The union filed a grievance against Keatley’s dismissal and won “a favorable settlement,” according to the resolution. Anderson said the city reversed Keatley’s dismissal and he was allowed to retire.

But the union’s beef with Roach and Robles doesn’t end there.

Local 786 disputes the amount of their pensions, saying the rates were calculated to include the years they had already been promoted out of the union. Local 786 filed a lawsuit in November saying Roach and Robles violated the firefighters’ pension plan, according to the resolution.

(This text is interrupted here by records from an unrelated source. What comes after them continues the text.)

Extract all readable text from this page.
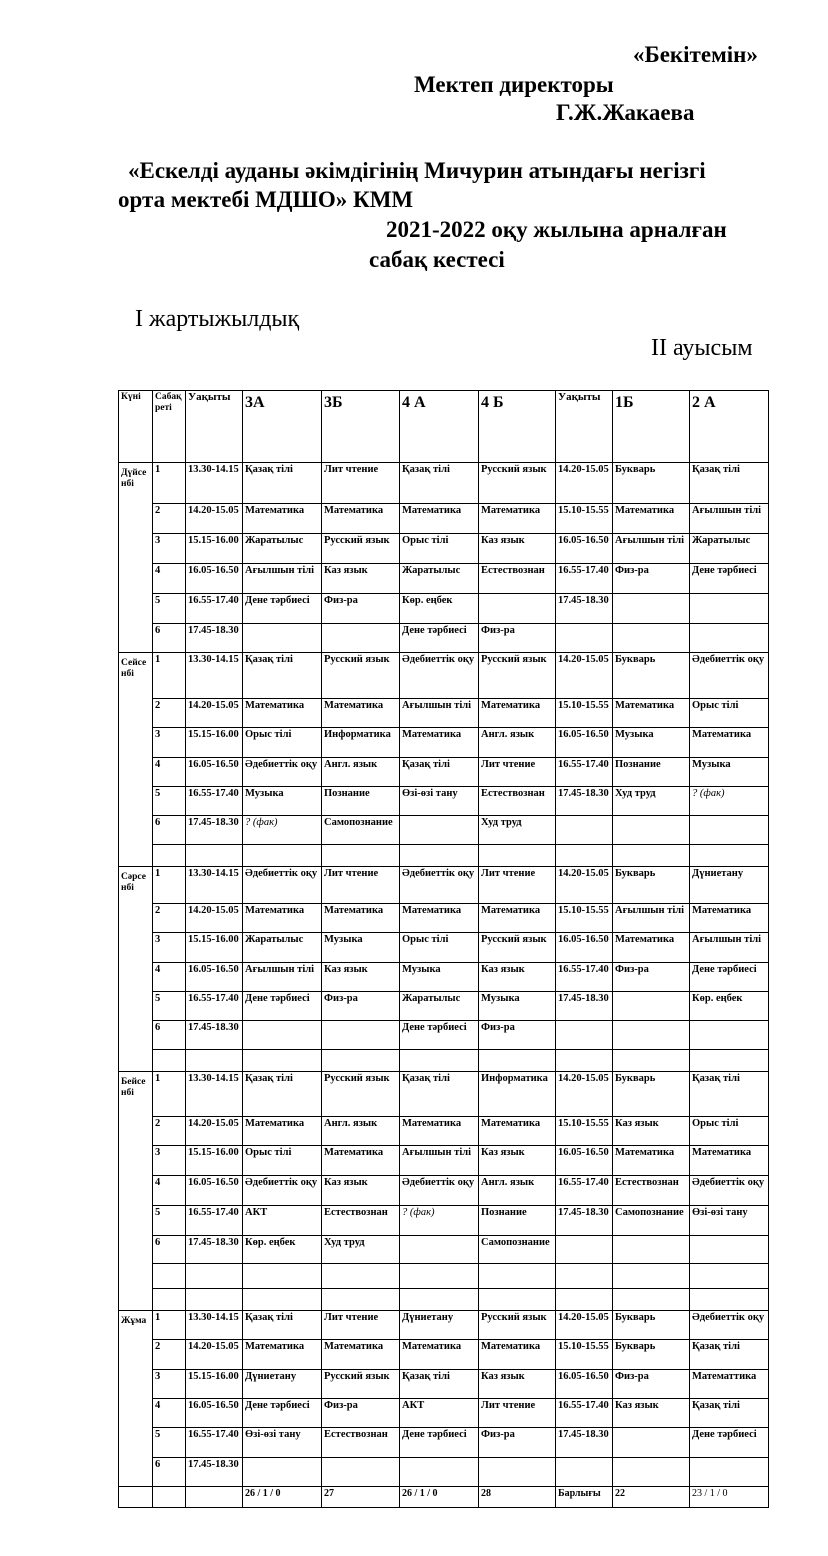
«Бекітемін»
Мектеп директоры
Г.Ж.Жакаева
«Ескелді ауданы әкімдігінің Мичурин атындағы негізгі
орта мектебі МДШО» КММ
2021-2022 оқу жылына арналған
сабақ кестесі
І жартыжылдық
ІІ ауысым
Күні	Сабақ реті	Уақыты	3А	3Б	4 А	4 Б	Уақыты	1Б	2 А
Дүйсенбі	1	13.30-14.15	Қазақ тілі	Лит чтение	Қазақ тілі	Русский язык	14.20-15.05	Букварь	Қазақ тілі
	2	14.20-15.05	Математика	Математика	Математика	Математика	15.10-15.55	Математика	Ағылшын тілі
	3	15.15-16.00	Жаратылыс	Русский язык	Орыс тілі	Каз язык	16.05-16.50	Ағылшын тілі	Жаратылыс
	4	16.05-16.50	Ағылшын тілі	Каз язык	Жаратылыс	Естествознан	16.55-17.40	Физ-ра	Дене тәрбиесі
	5	16.55-17.40	Дене тәрбиесі	Физ-ра	Көр. еңбек		17.45-18.30		
	6	17.45-18.30			Дене тәрбиесі	Физ-ра			
Сейсенбі	1	13.30-14.15	Қазақ тілі	Русский язык	Әдебиеттік оқу	Русский язык	14.20-15.05	Букварь	Әдебиеттік оқу
	2	14.20-15.05	Математика	Математика	Ағылшын тілі	Математика	15.10-15.55	Математика	Орыс тілі
	3	15.15-16.00	Орыс тілі	Информатика	Математика	Англ. язык	16.05-16.50	Музыка	Математика
	4	16.05-16.50	Әдебиеттік оқу	Англ. язык	Қазақ тілі	Лит чтение	16.55-17.40	Познание	Музыка
	5	16.55-17.40	Музыка	Познание	Өзі-өзі тану	Естествознан	17.45-18.30	Худ труд	? (фак)
	6	17.45-18.30	? (фак)	Самопознание		Худ труд			

Сәрсенбі	1	13.30-14.15	Әдебиеттік оқу	Лит чтение	Әдебиеттік оқу	Лит чтение	14.20-15.05	Букварь	Дүниетану
	2	14.20-15.05	Математика	Математика	Математика	Математика	15.10-15.55	Ағылшын тілі	Математика
	3	15.15-16.00	Жаратылыс	Музыка	Орыс тілі	Русский язык	16.05-16.50	Математика	Ағылшын тілі
	4	16.05-16.50	Ағылшын тілі	Каз язык	Музыка	Каз язык	16.55-17.40	Физ-ра	Дене тәрбиесі
	5	16.55-17.40	Дене тәрбиесі	Физ-ра	Жаратылыс	Музыка	17.45-18.30		Көр. еңбек
	6	17.45-18.30			Дене тәрбиесі	Физ-ра			

Бейсенбі	1	13.30-14.15	Қазақ тілі	Русский язык	Қазақ тілі	Информатика	14.20-15.05	Букварь	Қазақ тілі
	2	14.20-15.05	Математика	Англ. язык	Математика	Математика	15.10-15.55	Каз язык	Орыс тілі
	3	15.15-16.00	Орыс тілі	Математика	Ағылшын тілі	Каз язык	16.05-16.50	Математика	Математика
	4	16.05-16.50	Әдебиеттік оқу	Каз язык	Әдебиеттік оқу	Англ. язык	16.55-17.40	Естествознан	Әдебиеттік оқу
	5	16.55-17.40	АКТ	Естествознан	? (фак)	Познание	17.45-18.30	Самопознание	Өзі-өзі тану
	6	17.45-18.30	Көр. еңбек	Худ труд		Самопознание			

Жұма	1	13.30-14.15	Қазақ тілі	Лит чтение	Дүниетану	Русский язык	14.20-15.05	Букварь	Әдебиеттік оқу
	2	14.20-15.05	Математика	Математика	Математика	Математика	15.10-15.55	Букварь	Қазақ тілі
	3	15.15-16.00	Дүниетану	Русский язык	Қазақ тілі	Каз язык	16.05-16.50	Физ-ра	Математтика
	4	16.05-16.50	Дене тәрбиесі	Физ-ра	АКТ	Лит чтение	16.55-17.40	Каз язык	Қазақ тілі
	5	16.55-17.40	Өзі-өзі тану	Естествознан	Дене тәрбиесі	Физ-ра	17.45-18.30		Дене тәрбиесі
	6	17.45-18.30							
			26 / 1 / 0	27	26 / 1 / 0	28	Барлығы	22	23 / 1 / 0
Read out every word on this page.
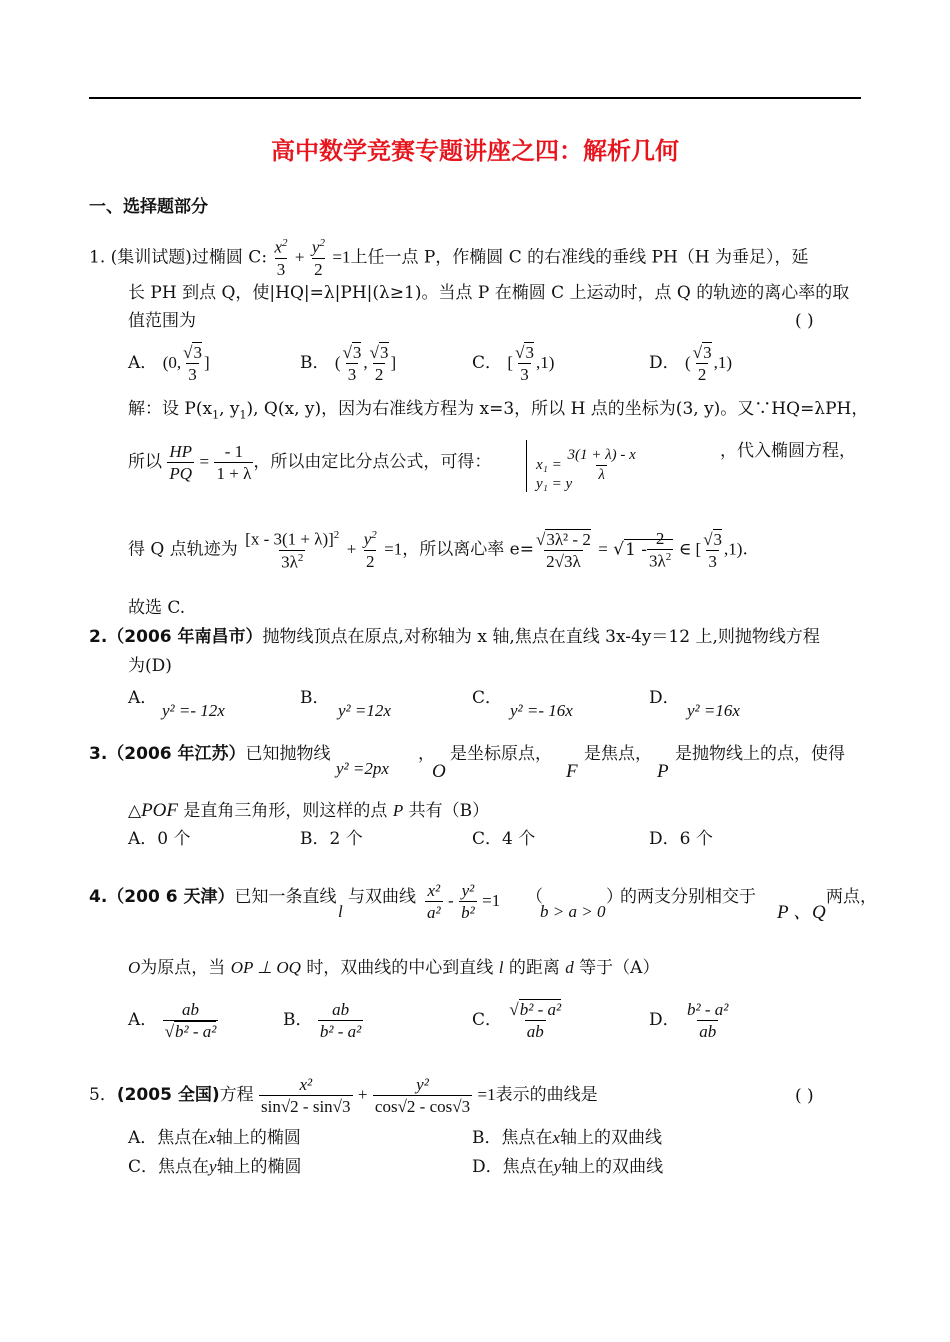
高中数学竞赛专题讲座之四：解析几何
一、选择题部分
1. (集训试题)过椭圆 C: $\frac{x^2}{3} + \frac{y^2}{2} =1$上任一点 P，作椭圆 C 的右准线的垂线 PH（H 为垂足），延
长 PH 到点 Q，使|HQ|=λ|PH|(λ≥1)。当点 P 在椭圆 C 上运动时，点 Q 的轨迹的离心率的取
值范围为	( )
A． (0, $\frac{√3}{3}$ ]	B． ( $\frac{√3}{3}$ , $\frac{√3}{2}$ ]	C． [ $\frac{√3}{3} ,1$)	D． ( $\frac{√3}{2} ,1$)
解：设 $P(x_1$, $y_1$), Q(x, y)，因为右准线方程为 x=3，所以 H 点的坐标为(3, y)。又∵HQ=λPH，
所以 $\frac{HP}{PQ} = \frac{- 1}{1 + \lambda}$ ，所以由定比分点公式，可得：	$x_1 = \frac{3(1 + \lambda) - x}{\lambda}$
y₁ = y
，代入椭圆方程，
得 Q 点轨迹为 $\frac{[x - 3(1 + \lambda)]^2}{3\lambda^2} + \frac{y^2}{2} =1$，所以离心率 $e= \frac{\text{√3λ² - 2}}{2√3\lambda} = √1 - \frac{2}{3\lambda^2}$ ∈ [ $\frac{√3}{3} ,1$).
故选 C.
2.（2006 年南昌市）抛物线顶点在原点,对称轴为 x 轴,焦点在直线 3x-4y＝12 上,则抛物线方程
为(D)
A．
y² =- 12x
B．
y² =12x
C．
y² =- 16x
D．
y² =16x
3.（2006 年江苏）已知抛物线
y² =2px
，
O
是坐标原点，
F
是焦点，
P
是抛物线上的点，使得
△POF 是直角三角形，则这样的点 P 共有（B）
A．0 个	B．2 个	C．4 个	D．6 个
4.（200 6 天津）已知一条直线
l
与双曲线 $\frac{\text{x²}}{\text{a²}} - \frac{\text{y²}}{\text{b²}} =1$ （
b > a > 0
）
的两支分别相交于
P 、Q
两点，
O为原点，当 OP ⊥ OQ 时，双曲线的中心到直线 l 的距离 d 等于（A）
A． $\frac{ab}{\text{√b² - a²}}$	B． $\frac{ab}{\text{b² - a²}}$	C． $\frac{\text{√b² - a²}}{ab}$	D． $\frac{\text{b² - a²}}{ab}$
5．(2005 全国)方程 $\frac{\text{x²}}{\sin√2 - \sin√3} + \frac{\text{y²}}{\cos√2 - \cos√3} =1$表示的曲线是	( )
A．焦点在x轴上的椭圆	B．焦点在x轴上的双曲线
C．焦点在y轴上的椭圆	D．焦点在y轴上的双曲线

Roach and Robles said they each contributed an employee share to the pension fund based on their bosses’ salaries before they began collecting benefits.

The IAFF resolution includes a tally resulting from a partial building collapse in the Allure apartment tower in Harbor Point on February 1. Despite the potential danger, Robles did not call a fire company, the resolution says.

Roach and Robles said all necessary steps have been taken and security measures are in place to address any additional risk.

The resolution also cites an incident on May 16 when, according to Local 786, Roach and Robles failed to appoint an acting fire chief while they were both on leave.

Roach said he and Robles were in Washington, D.C., to attend a White House ceremony honoring three Stamford firefighters, and the Justice Department demanded they keep the visit secret to avoid leaks. They briefed the mayor and director of public safety before they left, Roach said.

The IAFF, formed in 1918, is a union representing more than 330,000 professional firefighters and paramedics in the United States and Canada, according to its website. With more than 3,500 affiliates, IAFF members protect 85% of the population of US and Canadian municipalities.

During the convention, IAFF members passed dozens of resolutions, including those to change convention committee rules, allow the executive board to meet by videoconference, set goals to expand the membership and to advance emergency medical services as a profession.

The resolutions included censures against four fire chiefs, two mayors, two elected officials and a group of airport executives.

IAFF members, for example, censured First Deputy Chief Jack Andrade of the Kansas City, Kansas, Fire Department for demanding that Local 64 firefighters inspect the 7,000 fire hydrants in the city. city, even if it was the work of another union. They say Andrade changed wages, working hours and family leave, improperly engaged in contract negotiations and harassed union members.

IAFF members censured Mayor Anthony Copeland of East Chicago, Indiana, for setting a schedule requiring firefighters to work seven days a week in a daily rotation of day, afternoon and midnight shifts , and for closing a fire station so the schedule could be implemented.

IAFF members censured Congressman Andy Harris of Maryland for failing to support 18 legislative initiatives before Congress, including the Firefighters Cancer Registry Act and permanent authorization of the Firefighters Compensation Fund. victims of September 11.

Simmons spokeswoman Lauren Meyer said in an email that the administration “is interested in continuing a productive dialogue with union leaders and fire chiefs to ensure the public safety of Stamford residents” and to finalize a contract with the fire department.